Tak sedikit warganet yang mengeluhkan lonjakan tagihan listrik pada bulan Maret. PLN pun mengimbau masyarakat untuk lebih bijak dalam mengatur konsumsi listrik pasca-berakhirnya masa diskon.
“PLN mengimbau pelanggan untuk mencermati pola konsumsi listrik dan memanfaatkan aplikasi PLN Mobile guna memantau riwayat pemakaian setiap bulannya,” kata Vice President Komunikasi Korporat PLN, Grahita Muhammad, dalam pernyataan resmi kepada LOGIC.co.id, Senin (7/4/2025).
Ia menjelaskan bahwa kembalinya tarif listrik ke harga normal menjadi penyebab utama naiknya tagihan. Menurutnya, tidak ada perubahan tarif dasar listrik, melainkan peningkatan konsumsi yang tidak disadari pengguna.
Fitur SwaCam Bisa Jadi Solusi
Grahita juga menyarankan pelanggan pascabayar untuk memanfaatkan fitur SwaCam, yakni fitur pencatatan meteran listrik mandiri. Dengan mencatat sendiri angka kWh meter di rumah, pelanggan dapat mengontrol estimasi tagihan dan lebih cermat dalam penggunaan listrik.
“Fitur ini bisa membantu pelanggan untuk lebih mengontrol konsumsi dan mengatur anggaran listrik dengan lebih baik,” jelasnya.
Diskon Berlaku Terbatas untuk Daya Tertentu
Program diskon tarif listrik 50 persen sebelumnya diberikan kepada pelanggan rumah tangga dengan daya 450 VA, 900 VA, 1.300 VA, dan 2.200 VA. Program ini berlangsung mulai 1 Januari hingga 28 Februari 2025.
Meski program diskon telah usai, pemerintah memastikan bahwa tidak ada kenaikan tarif listrik untuk pelanggan subsidi maupun non-subsidi pada periode April hingga Juni 2025. Langkah ini diambil untuk menjaga daya beli masyarakat dan stabilitas ekonomi nasional.
Keluhan Membanjiri Media Sosial
Di media sosial, sejumlah pengguna menyampaikan kekecewaan mereka atas lonjakan tagihan pasca-diskon.

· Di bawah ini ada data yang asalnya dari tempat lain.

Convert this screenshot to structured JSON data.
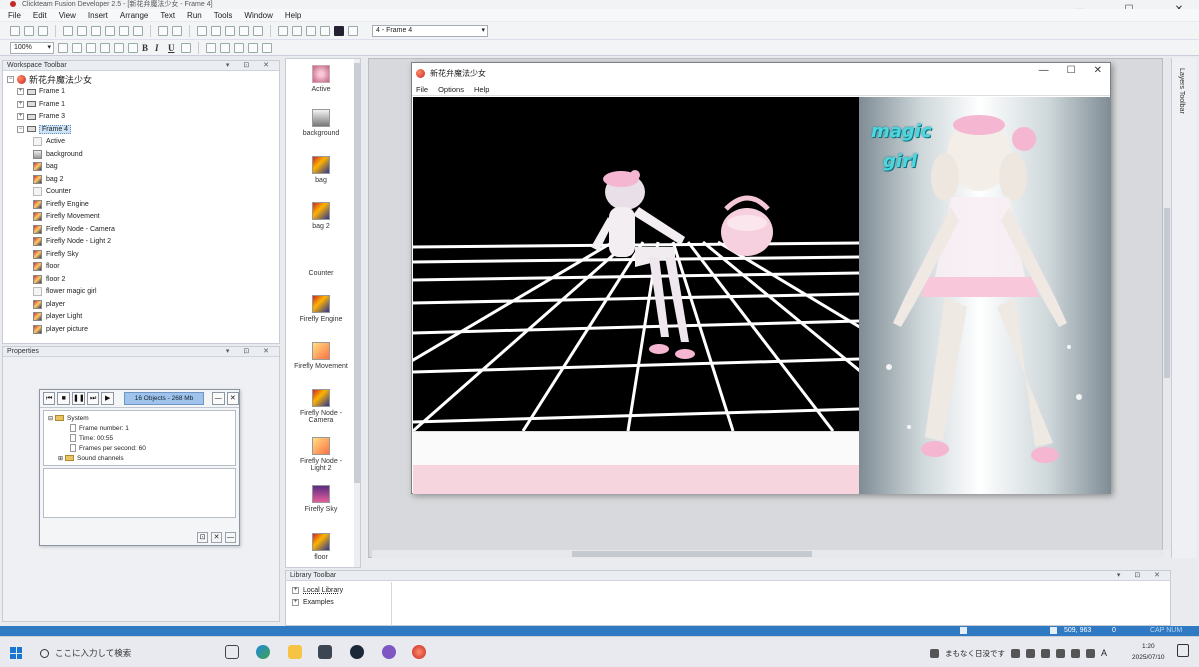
{
  "app": {
    "title": "Clickteam Fusion Developer 2.5 - [新花弁魔法少女 - Frame 4]",
    "window_controls": [
      "—",
      "☐",
      "✕"
    ]
  },
  "menubar": [
    "File",
    "Edit",
    "View",
    "Insert",
    "Arrange",
    "Text",
    "Run",
    "Tools",
    "Window",
    "Help"
  ],
  "toolbar": {
    "zoom": "100%",
    "frame_selector": "4 - Frame 4"
  },
  "workspace": {
    "title": "Workspace Toolbar",
    "app_name": "新花弁魔法少女",
    "frames": [
      "Frame 1",
      "Frame 1",
      "Frame 3",
      "Frame 4"
    ],
    "objects": [
      "Active",
      "background",
      "bag",
      "bag 2",
      "Counter",
      "Firefly Engine",
      "Firefly Movement",
      "Firefly Node - Camera",
      "Firefly Node - Light 2",
      "Firefly Sky",
      "floor",
      "floor 2",
      "flower magic girl",
      "player",
      "player Light",
      "player picture"
    ]
  },
  "properties": {
    "title": "Properties"
  },
  "debugger": {
    "status": "16 Objects - 268 Mb",
    "system_label": "System",
    "frame_number": "Frame number: 1",
    "time": "Time: 00:55",
    "fps": "Frames per second: 60",
    "sound": "Sound channels"
  },
  "shelf": [
    "Active",
    "background",
    "bag",
    "bag 2",
    "Counter",
    "Firefly Engine",
    "Firefly Movement",
    "Firefly Node - Camera",
    "Firefly Node - Light 2",
    "Firefly Sky",
    "floor"
  ],
  "game_window": {
    "title": "新花弁魔法少女",
    "menu": [
      "File",
      "Options",
      "Help"
    ],
    "caption_line1": "magic",
    "caption_line2": "girl"
  },
  "layers": {
    "title": "Layers Toolbar"
  },
  "library": {
    "title": "Library Toolbar",
    "items": [
      "Local Library",
      "Examples"
    ]
  },
  "statusbar": {
    "coords": "509, 963",
    "zero": "0",
    "capnum": "CAP NUM"
  },
  "taskbar": {
    "search_placeholder": "ここに入力して検索",
    "tray_text": "まもなく日没です",
    "ime": "A",
    "time": "1:20",
    "date": "2025/07/10"
  },
  "colors": {
    "statusbar": "#2f7ac2",
    "selection": "#cde3f7",
    "debugger_status": "#9fc3ea",
    "game_pink": "#f6d5df",
    "magic_text": "#4fd7e0"
  }
}
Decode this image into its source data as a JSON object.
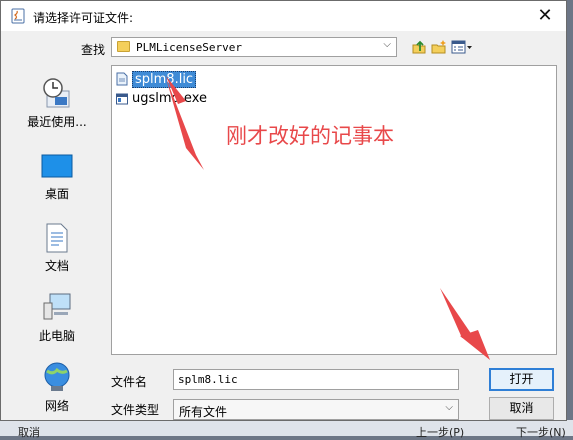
{
  "dialog": {
    "title": "请选择许可证文件:",
    "close_glyph": "✕"
  },
  "toolbar": {
    "look_in_label": "查找",
    "look_in_value": "PLMLicenseServer",
    "combo_arrow": "⌵",
    "icons": [
      "up-folder-icon",
      "new-folder-icon",
      "view-menu-icon"
    ]
  },
  "places": [
    {
      "label": "最近使用...",
      "icon": "recent-items-icon"
    },
    {
      "label": "桌面",
      "icon": "desktop-icon"
    },
    {
      "label": "文档",
      "icon": "documents-icon"
    },
    {
      "label": "此电脑",
      "icon": "computer-icon"
    },
    {
      "label": "网络",
      "icon": "network-icon"
    }
  ],
  "files": [
    {
      "name": "splm8.lic",
      "selected": true,
      "icon": "file-icon"
    },
    {
      "name": "ugslmd.exe",
      "selected": false,
      "icon": "executable-icon"
    }
  ],
  "annotation": {
    "text": "刚才改好的记事本",
    "color": "#e8484a"
  },
  "form": {
    "file_name_label": "文件名",
    "file_name_value": "splm8.lic",
    "file_type_label": "文件类型",
    "file_type_value": "所有文件",
    "open_button": "打开",
    "cancel_button": "取消"
  },
  "background": {
    "left_button": "取消",
    "prev_button": "上一步(P)",
    "next_button": "下一步(N)"
  },
  "colors": {
    "selection": "#3f8bd6",
    "default_button_border": "#2f7fd6",
    "folder": "#f4cf5b"
  }
}
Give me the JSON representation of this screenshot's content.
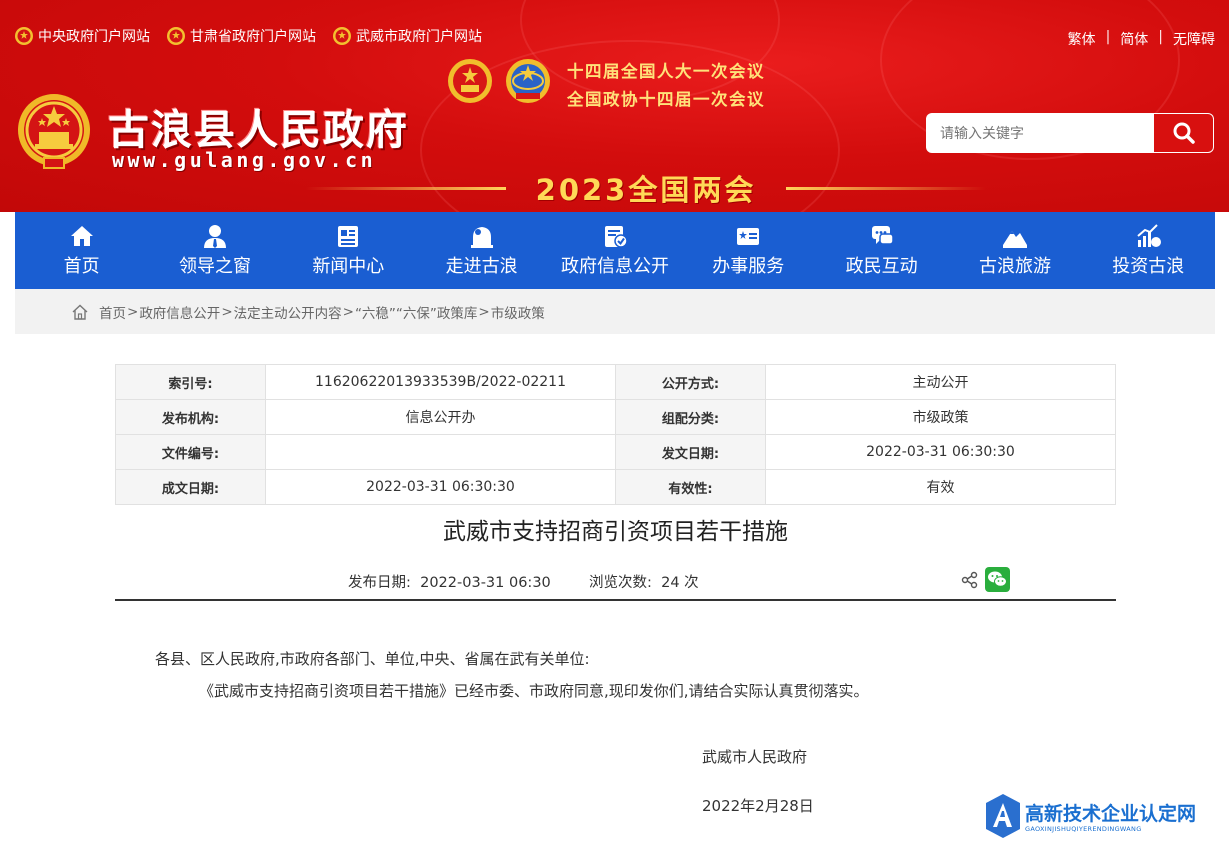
{
  "header": {
    "top_links": [
      {
        "label": "中央政府门户网站"
      },
      {
        "label": "甘肃省政府门户网站"
      },
      {
        "label": "武威市政府门户网站"
      }
    ],
    "lang_links": [
      "繁体",
      "简体",
      "无障碍"
    ],
    "lang_sep": "|",
    "site_title": "古浪县人民政府",
    "site_url": "www.gulang.gov.cn",
    "meeting_lines": [
      "十四届全国人大一次会议",
      "全国政协十四届一次会议"
    ],
    "lianghui": "2023全国两会",
    "search_placeholder": "请输入关键字",
    "accent_red": "#d30d0d",
    "gold": "#ffd957"
  },
  "nav": {
    "color": "#1a5ed2",
    "items": [
      {
        "label": "首页",
        "icon": "home-icon"
      },
      {
        "label": "领导之窗",
        "icon": "person-icon"
      },
      {
        "label": "新闻中心",
        "icon": "newspaper-icon"
      },
      {
        "label": "走进古浪",
        "icon": "landmark-icon"
      },
      {
        "label": "政府信息公开",
        "icon": "document-check-icon"
      },
      {
        "label": "办事服务",
        "icon": "id-card-icon"
      },
      {
        "label": "政民互动",
        "icon": "chat-icon"
      },
      {
        "label": "古浪旅游",
        "icon": "mountain-icon"
      },
      {
        "label": "投资古浪",
        "icon": "growth-chart-icon"
      }
    ]
  },
  "breadcrumb": {
    "items": [
      "首页",
      "政府信息公开",
      "法定主动公开内容",
      "“六稳”“六保”政策库",
      "市级政策"
    ],
    "sep": ">"
  },
  "meta": {
    "rows": [
      {
        "k1": "索引号:",
        "v1": "11620622013933539B/2022-02211",
        "k2": "公开方式:",
        "v2": "主动公开"
      },
      {
        "k1": "发布机构:",
        "v1": "信息公开办",
        "k2": "组配分类:",
        "v2": "市级政策"
      },
      {
        "k1": "文件编号:",
        "v1": "",
        "k2": "发文日期:",
        "v2": "2022-03-31 06:30:30"
      },
      {
        "k1": "成文日期:",
        "v1": "2022-03-31 06:30:30",
        "k2": "有效性:",
        "v2": "有效"
      }
    ]
  },
  "article": {
    "title": "武威市支持招商引资项目若干措施",
    "pub_label": "发布日期:",
    "pub_date": "2022-03-31 06:30",
    "views_label": "浏览次数:",
    "views": "24",
    "views_unit": "次",
    "p1": "各县、区人民政府,市政府各部门、单位,中央、省属在武有关单位:",
    "p2": "《武威市支持招商引资项目若干措施》已经市委、市政府同意,现印发你们,请结合实际认真贯彻落实。",
    "sign_org": "武威市人民政府",
    "sign_date": "2022年2月28日"
  },
  "watermark": {
    "main": "高新技术企业认定网",
    "sub": "GAOXINJISHUQIYERENDINGWANG"
  }
}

Salah satu pengguna X (sebelumnya Twitter), @lagigabu, menulis:
“Setelah promo subsidi habis, tagihan bulan ini jadi dua kali lipat pembayarannya. Kaget banget.”
Ia menyebut bahwa sebelum program subsidi, tagihannya berkisar antara Rp280.000 hingga Rp320.000. Selama diskon, jumlah tagihan menurun menjadi Rp140.000 per bulan. Namun, setelah subsidi dicabut, tagihannya melonjak menjadi Rp611.000.
Keluhan serupa juga datang dari akun X lain, @avenoor*, yang mengaku tagihannya naik signifikan meskipun penggunaan listrik menurun.
"Tarif naik hampir 50 persen dari harga biasa, padahal penggunaan berkurang. Awkwkwk, apa-apaan ini woi @pln_123."
PLN kembali mengingatkan bahwa mulai 1 Maret 2025, tarif listrik sudah kembali ke harga normal, dan pengguna diimbau untuk mulai berhemat dan lebih cermat dalam menggunakan energi listrik.